If you have never added borders using this method, I encourage you to try it. You will be love the results.
Jenny briefly talks about different types of borders as well as how color choices affect the look of the completed quilt.
Years ago I never thought about the angle at which quilts would be viewed. I simply laid the pieces on the floor or on the bed, rearranged the blocks to what looked OK, and sewed them together. Today, however, I realize that how quilts are viewed during construction compared with after they are made may be totally different. The perspective is totally different when looking at a quilt on an angle on the floor or bed versus straight on when on the wall. As a result, I have found that using a design wall is essential to audition and make choices on the patch colors in a block, block placement, fabric colors, border and binding choices. In fact, seeing the quilt take shape on a design has even changed some of the choices previously made because they simply didn’t contribute to the quilt as I once thought they would.
What is a design wall?
A design wall is simply a vertical space that is large enough to audition anything from block
patches to a quilt. It can be any size that meets the quilter’s needs. Some design walls are inexpensive or an easy DIY project, others are more costly. My small design “wall” is a 18″x24″ foam core board with a flannel pillowcase over it. I use it to audition block patches and to layer block patches for sewing. It is close to my sewing machine, keeps the patches organized, making it easy to pick up the patches when stitching them together. My other design wall is larger and attached to a wall in my studio.
Design Wall Options
- Flannel backed table cloth. Very inexpensive and easy to tack up on any wall surface. Flannel backed table cloths can be purchased in a range of sizes. The largest size, however, would not be big enough for a large quilt.

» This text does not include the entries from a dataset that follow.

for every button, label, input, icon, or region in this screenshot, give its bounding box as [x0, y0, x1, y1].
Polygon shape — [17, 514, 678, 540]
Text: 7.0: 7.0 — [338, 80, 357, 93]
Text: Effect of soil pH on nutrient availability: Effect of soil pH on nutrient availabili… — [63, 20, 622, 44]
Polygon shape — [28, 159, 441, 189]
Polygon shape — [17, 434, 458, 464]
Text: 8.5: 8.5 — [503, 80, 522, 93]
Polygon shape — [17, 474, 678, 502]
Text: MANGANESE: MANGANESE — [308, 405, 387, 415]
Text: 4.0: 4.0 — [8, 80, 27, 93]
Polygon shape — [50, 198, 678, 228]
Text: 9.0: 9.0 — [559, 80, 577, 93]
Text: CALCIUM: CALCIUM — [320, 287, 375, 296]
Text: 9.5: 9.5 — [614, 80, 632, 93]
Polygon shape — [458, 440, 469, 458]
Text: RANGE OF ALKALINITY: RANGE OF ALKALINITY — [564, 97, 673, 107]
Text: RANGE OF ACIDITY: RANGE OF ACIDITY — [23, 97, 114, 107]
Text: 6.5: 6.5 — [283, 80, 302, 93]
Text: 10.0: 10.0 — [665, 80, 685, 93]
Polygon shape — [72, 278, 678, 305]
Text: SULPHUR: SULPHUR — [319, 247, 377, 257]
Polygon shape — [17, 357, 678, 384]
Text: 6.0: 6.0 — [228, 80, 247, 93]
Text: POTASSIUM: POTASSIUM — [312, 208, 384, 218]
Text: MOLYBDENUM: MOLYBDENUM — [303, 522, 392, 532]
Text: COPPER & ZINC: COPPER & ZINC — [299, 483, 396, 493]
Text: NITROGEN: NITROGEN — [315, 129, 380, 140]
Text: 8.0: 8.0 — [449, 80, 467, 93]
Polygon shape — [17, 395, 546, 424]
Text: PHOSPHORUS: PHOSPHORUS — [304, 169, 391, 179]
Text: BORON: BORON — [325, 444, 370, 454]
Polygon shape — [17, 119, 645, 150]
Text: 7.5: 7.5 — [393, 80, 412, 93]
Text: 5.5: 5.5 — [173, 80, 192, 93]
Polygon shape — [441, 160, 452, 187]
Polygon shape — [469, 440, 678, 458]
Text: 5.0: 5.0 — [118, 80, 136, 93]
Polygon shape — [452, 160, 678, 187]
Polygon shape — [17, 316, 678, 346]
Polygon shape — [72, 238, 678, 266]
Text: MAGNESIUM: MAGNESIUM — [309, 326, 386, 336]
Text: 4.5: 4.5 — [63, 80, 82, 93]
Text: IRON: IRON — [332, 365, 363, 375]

- Flannel covered insulating board. This is a relatively easy DIY project made from 2’x8’ or 4’x8’ insulation board available from a home improvement store. It is light weight, yet strong enough to lean or fasten on a wall. Use this link for instructions to make this project. http://christaquilts.com/2013/11/11/a-new-design-wall/ Instructions for other similar projects are also available online.
- Portable design walls. Offered in different sizes, this design wall is made of a light weight frame with flannel stretched across it. This type of design wall would be ideal if it needed to be used at a class, moved from one room to another, or had no permanent location. http://www.cherylannsdesignwall.com/
- Mounted retractable roller design wall. When delivering a Longarm system a couple of years ago, I discovered this unique product at our customer’s studio. Mounted on a wall or over a closet, this design wall pulls down, like a shade, offering space to audition a quilt. The beauty of his product is that it takes up very little space and can easily be rolled up out of view or allowing access to whatever is behind the design wall. It can even be rolled up with the patches or blocks still on it as illustrated in the photo. This would make an ideal design wall in a small sewing area where a larger fixed design wall would not be possible. http://www.design-a-way.com/
Regardless of how much quilting you do, the design wall is an important “tool” that allows you to visualize the finished quilt helping you make good design choices. Besides having a design wall, make sure you also have good lighting.
For those on Pinterest https://www.pinterest.com/explore/quilt-design-wall/
As a former science teacher, I enjoy learning the “how” and “why” of many things. I find it fascinating to see how products are manufactured, especially things that are used in quilting. We often take for granted these products not realizing the many steps that are involved in their manufacture. Or, we complain about the cost without knowing the time and effort involved to make them.
This video from the Science Channel shows the steps involved in the manufacture of needles and pins. Since I just bought a package of self threading needles with gold around the eye, I now know how these were made starting with a coil of wire and ending with a precision sewing tool to use with my quilting.